Bürgi Hermann · Ständerat · 2008-06-11
Bürgi Hermann · Ständerat · Thurgau · Fraktion der Schweizerischen Volkspartei · 2008-06-11
Wortprotokoll
Das Votum von Frau Ory veranlasst mich, jetzt noch das Wort zu ergreifen, weil es hier zu verhindern gilt, dass diese Motion einen Stellenwert bekommt, den sie nicht hat.
Ich blende zurück: Diese Motion ist ein Kind der Diskussionen um den Entwicklungsschritt 2008-2011. Sie mögen sich erinnern: Der Nationalrat wies den Entwicklungsschritt 2008-2011 zurück, das war im Jahre 2006. Dann kam die Vorlage in den Ständerat, und der entschied anders. Der Nationalrat musste sich dann im Sinne der Differenzbereinigung noch einmal mit dem Geschäft befassen. Und diese Motion wurde damals vom Nationalrat eingebracht, um irgendwo einen Konsens zu erzielen - das war der Grund für diese Motion.

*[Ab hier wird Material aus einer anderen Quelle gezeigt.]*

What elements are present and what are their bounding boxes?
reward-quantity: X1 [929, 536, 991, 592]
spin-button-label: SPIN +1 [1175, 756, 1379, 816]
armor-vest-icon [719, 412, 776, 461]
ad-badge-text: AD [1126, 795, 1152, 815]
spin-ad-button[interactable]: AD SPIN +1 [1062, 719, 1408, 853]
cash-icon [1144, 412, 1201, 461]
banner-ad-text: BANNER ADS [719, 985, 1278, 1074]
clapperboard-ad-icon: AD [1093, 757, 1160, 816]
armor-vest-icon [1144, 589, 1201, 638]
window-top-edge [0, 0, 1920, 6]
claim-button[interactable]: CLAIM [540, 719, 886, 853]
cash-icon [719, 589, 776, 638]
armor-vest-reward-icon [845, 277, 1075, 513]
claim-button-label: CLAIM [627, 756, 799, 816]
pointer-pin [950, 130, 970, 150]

Wir im Ständerat waren uns bewusst, dass diese Forderung, wie sie hier steht, bis 2010 schlechterdings nicht umgesetzt werden kann. Aber damit wir den Hauptpunkt - nämlich diesen Entwicklungsschritt - nicht gefährdeten, sagten wir, dass wir die Motion übernehmen würden, im Wissen, dass die Realisierung wahrscheinlich Schwierigkeiten bereiten würde. Wir haben die Motion akzeptiert und gesagt: Die Stossrichtung ist richtig, der können wir uns anschliessen; aber ob dann die Bereitstellung von 500 Armeeangehörigen bis 2010 realisiert wird oder nicht, ist eine andere Frage. Man darf jetzt nicht so tun, wie wenn das - quasi in Stein gemeisselt - ein Auftrag gewesen wäre. Das ist die Geschichte dieser Motion.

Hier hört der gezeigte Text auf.